Following up on my recent to blogs on the Manitoba Court of Appeal case George v. Daily, that decision of the power to cure otherwise defective wills, has been followed in Manitoba and other jurisdictions in Canada, and might likely be followed in British Columbia under sections 58 and 59 of WESA.
McNeil v. Snidor Estate 2008 MBQB 187, another Manitoba decision, followed the George case.
In McNeil, the deceased executed numerous wills . His final will deviated dramatically from his previous five wills.
His final will lacked a second witness, and only witness saw the deceased sign document.
His Executor brought an application to have the last will admitted to probate and passing of accounts.

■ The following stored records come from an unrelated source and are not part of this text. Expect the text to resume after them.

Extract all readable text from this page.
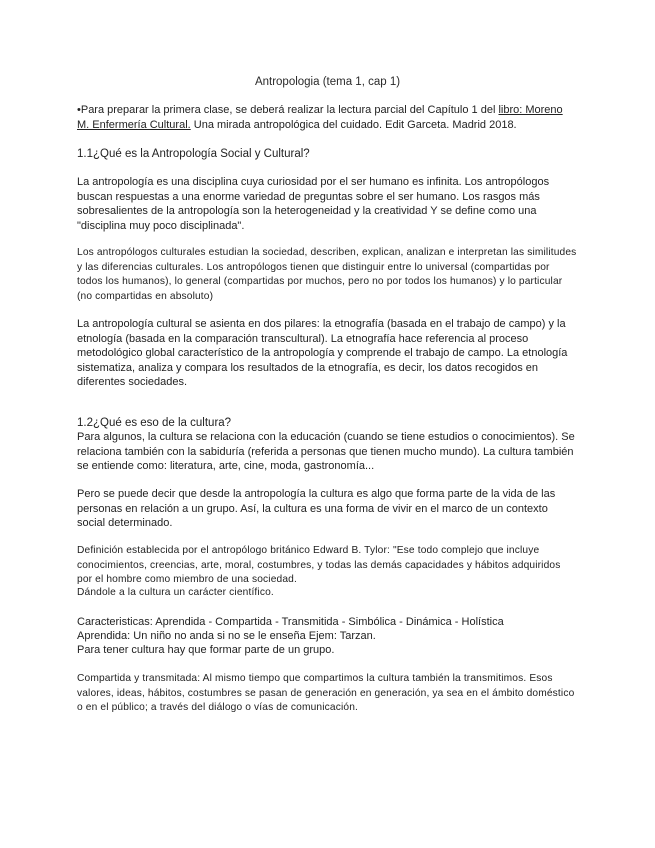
Antropologia (tema 1, cap 1)

•Para preparar la primera clase, se deberá realizar la lectura parcial del Capítulo 1 del libro: Moreno M. Enfermería Cultural. Una mirada antropológica del cuidado. Edit Garceta. Madrid 2018.

1.1¿Qué es la Antropología Social y Cultural?
La antropología es una disciplina cuya curiosidad por el ser humano es infinita. Los antropólogos buscan respuestas a una enorme variedad de preguntas sobre el ser humano. Los rasgos más sobresalientes de la antropología son la heterogeneidad y la creatividad Y se define como una "disciplina muy poco disciplinada".
Los antropólogos culturales estudian la sociedad, describen, explican, analizan e interpretan las similitudes y las diferencias culturales. Los antropólogos tienen que distinguir entre lo universal (compartidas por todos los humanos), lo general (compartidas por muchos, pero no por todos los humanos) y lo particular (no compartidas en absoluto)
La antropología cultural se asienta en dos pilares: la etnografía (basada en el trabajo de campo) y la etnología (basada en la comparación transcultural). La etnografía hace referencia al proceso metodológico global característico de la antropología y comprende el trabajo de campo. La etnología sistematiza, analiza y compara los resultados de la etnografía, es decir, los datos recogidos en diferentes sociedades.
1.2¿Qué es eso de la cultura?
Para algunos, la cultura se relaciona con la educación (cuando se tiene estudios o conocimientos). Se relaciona también con la sabiduría (referida a personas que tienen mucho mundo). La cultura también se entiende como: literatura, arte, cine, moda, gastronomía...
Pero se puede decir que desde la antropología la cultura es algo que forma parte de la vida de las personas en relación a un grupo. Así, la cultura es una forma de vivir en el marco de un contexto social determinado.
Definición establecida por el antropólogo británico Edward B. Tylor: "Ese todo complejo que incluye conocimientos, creencias, arte, moral, costumbres, y todas las demás capacidades y hábitos adquiridos por el hombre como miembro de una sociedad.
Dándole a la cultura un carácter científico.
Caracteristicas: Aprendida - Compartida - Transmitida - Simbólica - Dinámica - Holística
Aprendida: Un niño no anda si no se le enseña Ejem: Tarzan.
Para tener cultura hay que formar parte de un grupo.
Compartida y transmitada: Al mismo tiempo que compartimos la cultura también la transmitimos. Esos valores, ideas, hábitos, costumbres se pasan de generación en generación, ya sea en el ámbito doméstico o en el público; a través del diálogo o vías de comunicación.
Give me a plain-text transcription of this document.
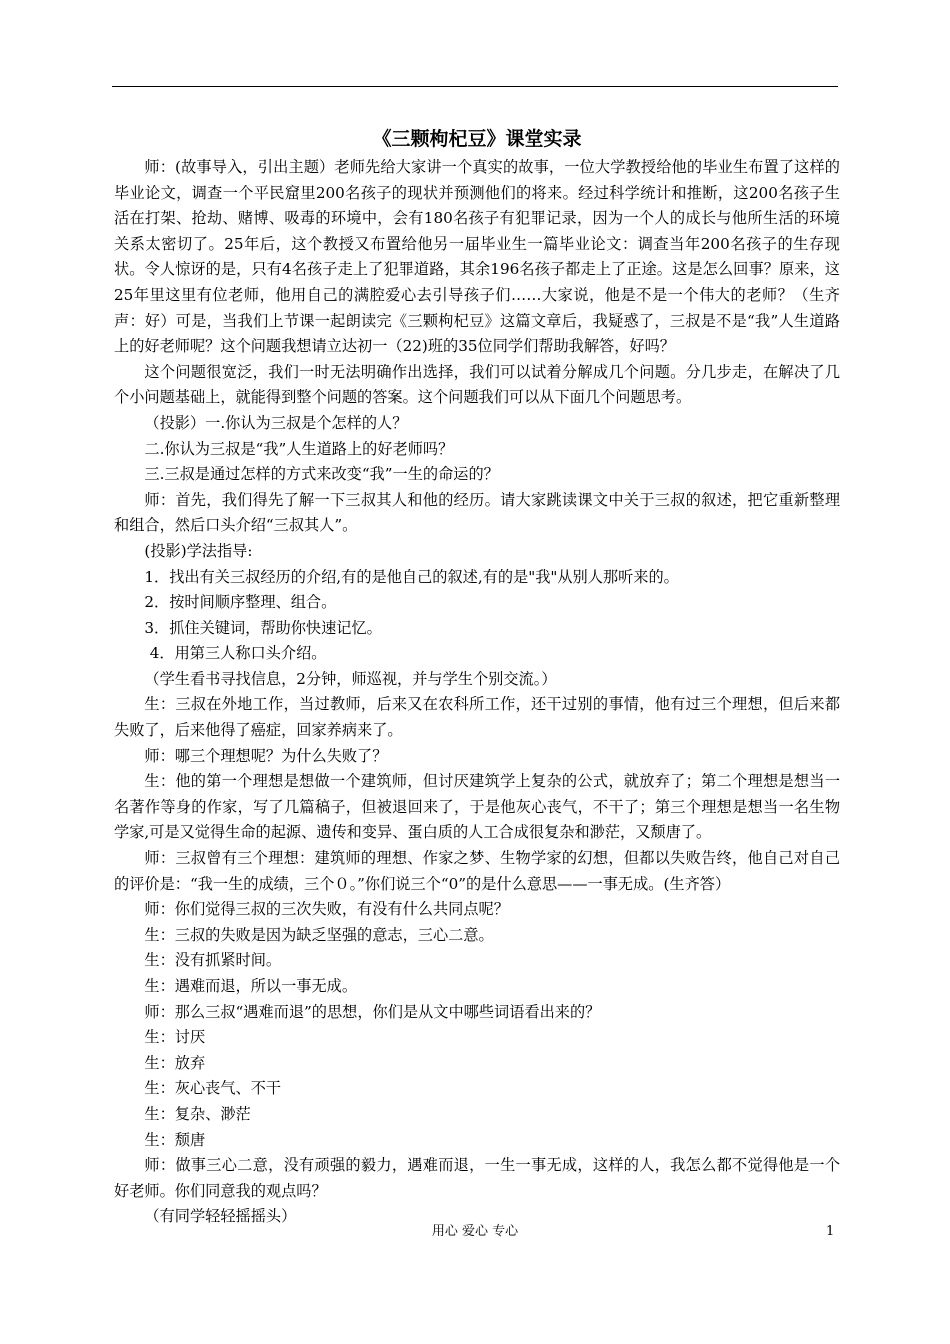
《三颗枸杞豆》课堂实录

师：(故事导入，引出主题）老师先给大家讲一个真实的故事，一位大学教授给他的毕业生布置了这样的毕业论文，调查一个平民窟里200名孩子的现状并预测他们的将来。经过科学统计和推断，这200名孩子生活在打架、抢劫、赌博、吸毒的环境中，会有180名孩子有犯罪记录，因为一个人的成长与他所生活的环境关系太密切了。25年后，这个教授又布置给他另一届毕业生一篇毕业论文：调查当年200名孩子的生存现状。令人惊讶的是，只有4名孩子走上了犯罪道路，其余196名孩子都走上了正途。这是怎么回事？原来，这25年里这里有位老师，他用自己的满腔爱心去引导孩子们……大家说，他是不是一个伟大的老师？（生齐声：好）可是，当我们上节课一起朗读完《三颗枸杞豆》这篇文章后，我疑惑了，三叔是不是“我”人生道路上的好老师呢？这个问题我想请立达初一（22)班的35位同学们帮助我解答，好吗？

这个问题很宽泛，我们一时无法明确作出选择，我们可以试着分解成几个问题。分几步走，在解决了几个小问题基础上，就能得到整个问题的答案。这个问题我们可以从下面几个问题思考。

（投影）一.你认为三叔是个怎样的人？

二.你认为三叔是“我”人生道路上的好老师吗？

三.三叔是通过怎样的方式来改变“我”一生的命运的？

师：首先，我们得先了解一下三叔其人和他的经历。请大家跳读课文中关于三叔的叙述，把它重新整理和组合，然后口头介绍“三叔其人”。

(投影)学法指导:

1．找出有关三叔经历的介绍,有的是他自己的叙述,有的是"我"从别人那听来的。

2．按时间顺序整理、组合。

3．抓住关键词，帮助你快速记忆。

4．用第三人称口头介绍。

（学生看书寻找信息，2分钟，师巡视，并与学生个别交流。）

生：三叔在外地工作，当过教师，后来又在农科所工作，还干过别的事情，他有过三个理想，但后来都失败了，后来他得了癌症，回家养病来了。

师：哪三个理想呢？为什么失败了？

生：他的第一个理想是想做一个建筑师，但讨厌建筑学上复杂的公式，就放弃了；第二个理想是想当一名著作等身的作家，写了几篇稿子，但被退回来了，于是他灰心丧气，不干了；第三个理想是想当一名生物学家,可是又觉得生命的起源、遗传和变异、蛋白质的人工合成很复杂和渺茫，又颓唐了。

师：三叔曾有三个理想：建筑师的理想、作家之梦、生物学家的幻想，但都以失败告终，他自己对自己的评价是：“我一生的成绩，三个０。”你们说三个“0”的是什么意思——一事无成。(生齐答）

师：你们觉得三叔的三次失败，有没有什么共同点呢？

生：三叔的失败是因为缺乏坚强的意志，三心二意。

生：没有抓紧时间。

生：遇难而退，所以一事无成。

师：那么三叔“遇难而退”的思想，你们是从文中哪些词语看出来的？

生：讨厌

生：放弃

生：灰心丧气、不干

生：复杂、渺茫

生：颓唐

师：做事三心二意，没有顽强的毅力，遇难而退，一生一事无成，这样的人，我怎么都不觉得他是一个好老师。你们同意我的观点吗？

（有同学轻轻摇摇头）

用心 爱心 专心	1
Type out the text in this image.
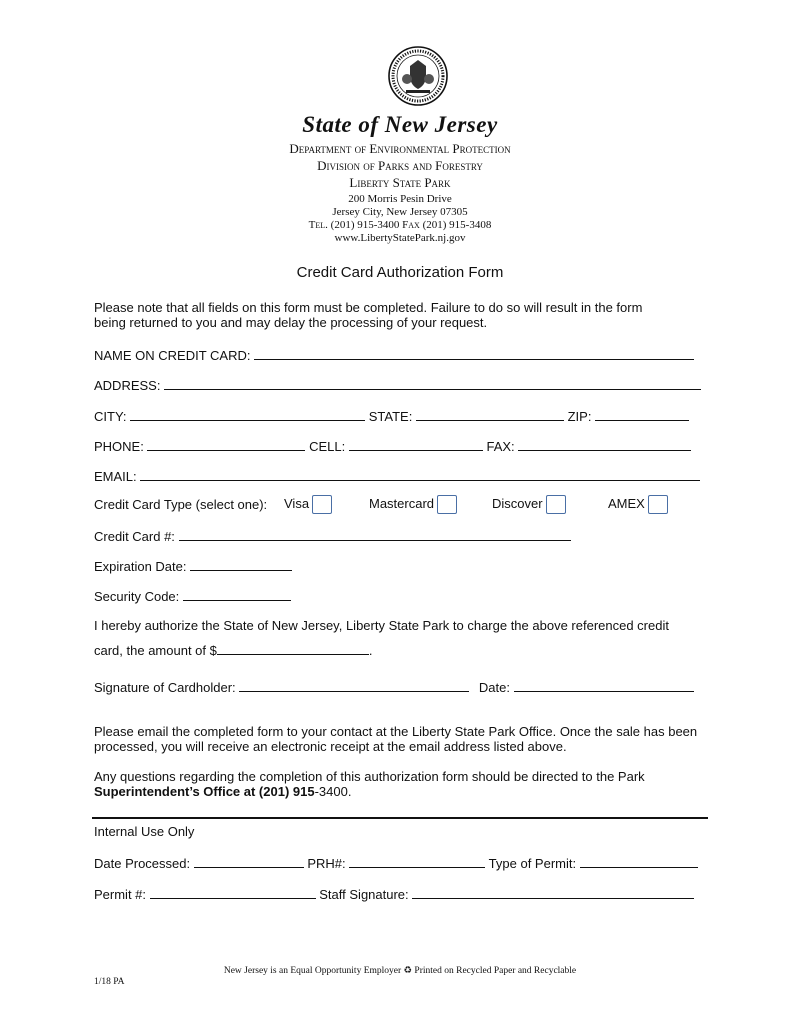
State of New Jersey
Department of Environmental Protection
Division of Parks and Forestry
Liberty State Park
200 Morris Pesin Drive
Jersey City, New Jersey 07305
Tel. (201) 915-3400 Fax (201) 915-3408
www.LibertyStatePark.nj.gov
Credit Card Authorization Form
Please note that all fields on this form must be completed. Failure to do so will result in the form
being returned to you and may delay the processing of your request.
NAME ON CREDIT CARD:
ADDRESS:
CITY:	STATE:	ZIP:
PHONE:	CELL:	FAX:
EMAIL:
Credit Card Type (select one): Visa	Mastercard	Discover	AMEX
Credit Card #:
Expiration Date:
Security Code:
I hereby authorize the State of New Jersey, Liberty State Park to charge the above referenced credit
card, the amount of $	.
Signature of Cardholder:	Date:
Please email the completed form to your contact at the Liberty State Park Office. Once the sale has been
processed, you will receive an electronic receipt at the email address listed above.
Any questions regarding the completion of this authorization form should be directed to the Park
Superintendent’s Office at (201) 915-3400.
Internal Use Only
Date Processed:	PRH#:	Type of Permit:
Permit #:	Staff Signature:
New Jersey is an Equal Opportunity Employer ♻ Printed on Recycled Paper and Recyclable
1/18 PA
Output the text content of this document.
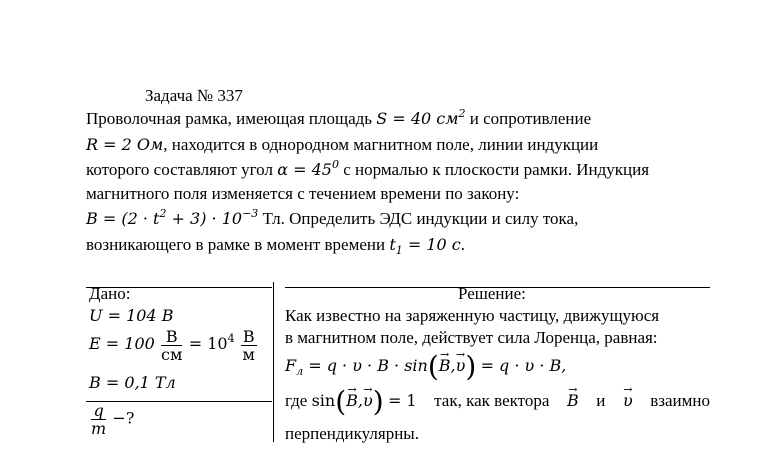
Задача № 337
Проволочная рамка, имеющая площадь S = 40 $см^2$ и сопротивление
R = 2 Ом, находится в однородном магнитном поле, линии индукции
которого составляют угол $\alpha = 45^0$ с нормалью к плоскости рамки. Индукция
магнитного поля изменяется с течением времени по закону:
$B = (2 \cdot t^2 + 3) \cdot 10^{-3}$ Тл. Определить ЭДС индукции и силу тока,
возникающего в рамке в момент времени $t_1 = 10$ с.
Дано:
U = 104 В
$E = 100 \frac{В}{см} = 10^4 \frac{В}{м}$
B = 0,1 Тл
$\frac{q}{m}$ −?
Решение:
Как известно на заряженную частицу, движущуюся
в магнитном поле, действует сила Лоренца, равная:
$F_л = q \cdot \upsilon \cdot B \cdot \sin(\to B,\to \upsilon) = q \cdot \upsilon \cdot B$,
где sin(→ B,→ υ) = 1 так, как вектора → B и → υ взаимно
перпендикулярны.
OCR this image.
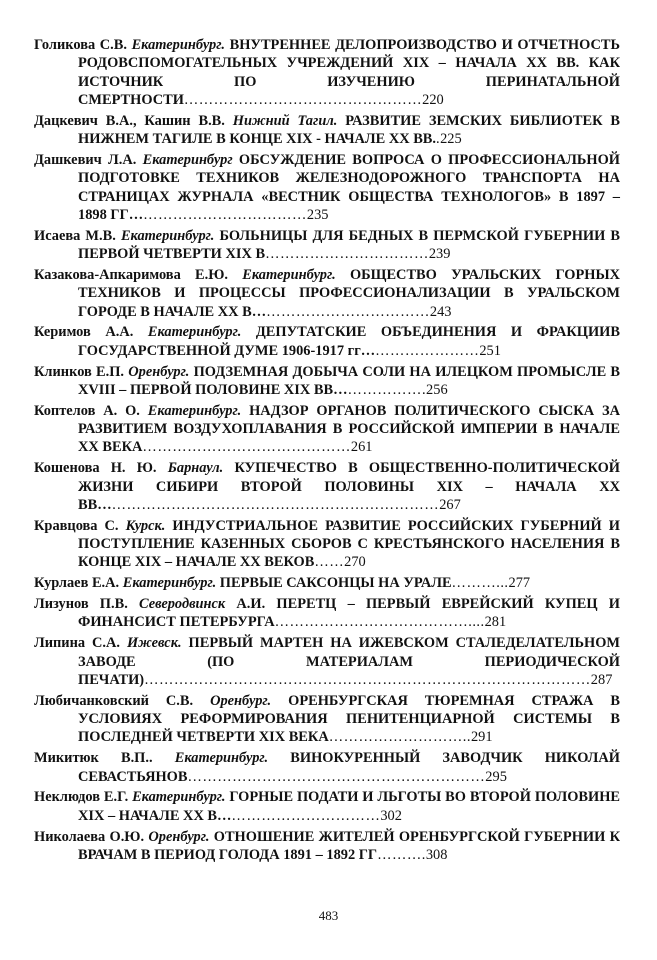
Голикова С.В. Екатеринбург. ВНУТРЕННЕЕ ДЕЛОПРОИЗВОДСТВО И ОТЧЕТНОСТЬ РОДОВСПОМОГАТЕЛЬНЫХ УЧРЕЖДЕНИЙ XIX – НАЧАЛА XX ВВ. КАК ИСТОЧНИК ПО ИЗУЧЕНИЮ ПЕРИНАТАЛЬНОЙ СМЕРТНОСТИ…………………………………………220
Дацкевич В.А., Кашин В.В. Нижний Тагил. РАЗВИТИЕ ЗЕМСКИХ БИБЛИОТЕК В НИЖНЕМ ТАГИЛЕ В КОНЦЕ XIX - НАЧАЛЕ XX ВВ..225
Дашкевич Л.А. Екатеринбург ОБСУЖДЕНИЕ ВОПРОСА О ПРОФЕССИОНАЛЬНОЙ ПОДГОТОВКЕ ТЕХНИКОВ ЖЕЛЕЗНОДОРОЖНОГО ТРАНСПОРТА НА СТРАНИЦАХ ЖУРНАЛА «ВЕСТНИК ОБЩЕСТВА ТЕХНОЛОГОВ» В 1897 – 1898 ГГ………………………………235
Исаева М.В. Екатеринбург. БОЛЬНИЦЫ ДЛЯ БЕДНЫХ В ПЕРМСКОЙ ГУБЕРНИИ В ПЕРВОЙ ЧЕТВЕРТИ XIX В……………………………239
Казакова-Апкаримова Е.Ю. Екатеринбург. ОБЩЕСТВО УРАЛЬСКИХ ГОРНЫХ ТЕХНИКОВ И ПРОЦЕССЫ ПРОФЕССИОНАЛИЗАЦИИ В УРАЛЬСКОМ ГОРОДЕ В НАЧАЛЕ XX В………………………………243
Керимов А.А. Екатеринбург. ДЕПУТАТСКИЕ ОБЪЕДИНЕНИЯ И ФРАКЦИИВ ГОСУДАРСТВЕННОЙ ДУМЕ 1906-1917 гг……………………251
Клинков Е.П. Оренбург. ПОДЗЕМНАЯ ДОБЫЧА СОЛИ НА ИЛЕЦКОМ ПРОМЫСЛЕ В XVIII – ПЕРВОЙ ПОЛОВИНЕ XIX ВВ……………….256
Коптелов А. О. Екатеринбург. НАДЗОР ОРГАНОВ ПОЛИТИЧЕСКОГО СЫСКА ЗА РАЗВИТИЕМ ВОЗДУХОПЛАВАНИЯ В РОССИЙСКОЙ ИМПЕРИИ В НАЧАЛЕ XX ВЕКА……………………………………261
Кошенова Н. Ю. Барнаул. КУПЕЧЕСТВО В ОБЩЕСТВЕННО-ПОЛИТИЧЕСКОЙ ЖИЗНИ СИБИРИ ВТОРОЙ ПОЛОВИНЫ XIX – НАЧАЛА XX ВВ……………………………………………………………267
Кравцова С. Курск. ИНДУСТРИАЛЬНОЕ РАЗВИТИЕ РОССИЙСКИХ ГУБЕРНИЙ И ПОСТУПЛЕНИЕ КАЗЕННЫХ СБОРОВ С КРЕСТЬЯНСКОГО НАСЕЛЕНИЯ В КОНЦЕ XIX – НАЧАЛЕ XX ВЕКОВ……270
Курлаев Е.А. Екатеринбург. ПЕРВЫЕ САКСОНЦЫ НА УРАЛЕ………...277
Лизунов П.В. Северодвинск А.И. ПЕРЕТЦ – ПЕРВЫЙ ЕВРЕЙСКИЙ КУПЕЦ И ФИНАНСИСТ ПЕТЕРБУРГА…………………………………....281
Липина С.А. Ижевск. ПЕРВЫЙ МАРТЕН НА ИЖЕВСКОМ СТАЛЕДЕЛАТЕЛЬНОМ ЗАВОДЕ (ПО МАТЕРИАЛАМ ПЕРИОДИЧЕСКОЙ ПЕЧАТИ)………………………………………………………………………………287
Любичанковский С.В. Оренбург. ОРЕНБУРГСКАЯ ТЮРЕМНАЯ СТРАЖА В УСЛОВИЯХ РЕФОРМИРОВАНИЯ ПЕНИТЕНЦИАРНОЙ СИСТЕМЫ В ПОСЛЕДНЕЙ ЧЕТВЕРТИ XIX ВЕКА………………………..291
Микитюк В.П.. Екатеринбург. ВИНОКУРЕННЫЙ ЗАВОДЧИК НИКОЛАЙ СЕВАСТЬЯНОВ……………………………………………………295
Неклюдов Е.Г. Екатеринбург. ГОРНЫЕ ПОДАТИ И ЛЬГОТЫ ВО ВТОРОЙ ПОЛОВИНЕ XIX – НАЧАЛЕ XX В……………………………302
Николаева О.Ю. Оренбург. ОТНОШЕНИЕ ЖИТЕЛЕЙ ОРЕНБУРГСКОЙ ГУБЕРНИИ К ВРАЧАМ В ПЕРИОД ГОЛОДА 1891 – 1892 ГГ……….308
483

The application was granted with the court finding that the final will was to be admitted to probate, as the Will embodied the testamentary intent of the testator despite the will’s defects.
The Court found there was a reasonable explanation for the change in distribution of deceased’s estate over his previous wills, and there was no evidence to suggest that deceased lacked necessary testamentary capacity.
19 It is well established that imperfect compliance, even non-compliance, with the formal requirements of The Wills Act may be excused. However, it must be established that the document being propounded was intended by the deceased to have testamentary effect. The court must therefore be satisfied on a balance of probabilities that the writing embodies the testamentary intent of the testator or testatrix [George v. Daily, 115 Man. R. (2d) 27,  M.J. No. 51 (Man. C.A.)].
20 In Kuszak v. Smoley (1987), 46 Man. R. (2d) 14,  M.J. No. 670 (Man. Q.B.), this court considered whether to grant probate under s. 23 of The Wills Act with respect to a document similar to the one in question. As here, in that case, Mr. Kuszak had filled in a printed stationary form of a Last Will and Testament completed in his handwriting and signed on the last page. Although the Will was defective due to lack of appropriate signatures by witnesses, the court granted probate to the document as a whole after considering the following factors:
(1) the printed form was completed entirely by the deceased in his own handwriting and bore his signature in four places;
(2) the printed form identified the document as a Will and was completed properly by the deceased;
(3) the deceased was careful to deal with all of his estate and to appoint an executor;
(4) the date was inserted in four places; and
(5) there was nothing before the court that suggested that the document did not embody the intent of the testator.
21 With respect to the Last Will and Testament dated March 2, 2005, it was noted by counsel for the applicant that:
(1) the deceased revokes his earlier Last Will and Testaments and the specific dispositions therein, expresses his intent in respect of who should not receive the proceeds of his estate and disposes of the residue of his estate;
(2) the document appoints an executor and provides him with instructions for the management of the estate including funeral and burial arrangements;
(3) the document is entitled “Will” on the top of the first page;
(4) each blank space on the form, with the exception of the final space for the second witness and one space (where the name of the executor appears instead of the name of the testator) has been completed properly in the deceased’s handwriting;
(5) the deceased has signed the second and third page of the Will; and
(6) the deceased had Estelle Cummings sign the document as a witness, albeit at a later date.
22 In keeping with the rationale articulated in Kuszak v. Smoley, (supra), I am satisfied that all of these factors demonstrate it was Mr. Snidor’s intention that the testamentary document dated March 2, 2005 be effected. This is also supported by the evidence of the applicant whose evidence I find to be trustworthy and reliable, and there is no evidence before the court to the contrary.
23 I am also satisfied that there is a reasonable explanation for the change in the distribution of the deceased’s estate over his previous Last Will and Testaments as already noted. There is also no evidence before the court to suggest that Mr. Snidor lacked the necessary testamentary capacity and Mr. McNeil’s evidence supports a finding that he did. There is also no evidence in any way to impair the general presumption against intestacy which is applicable.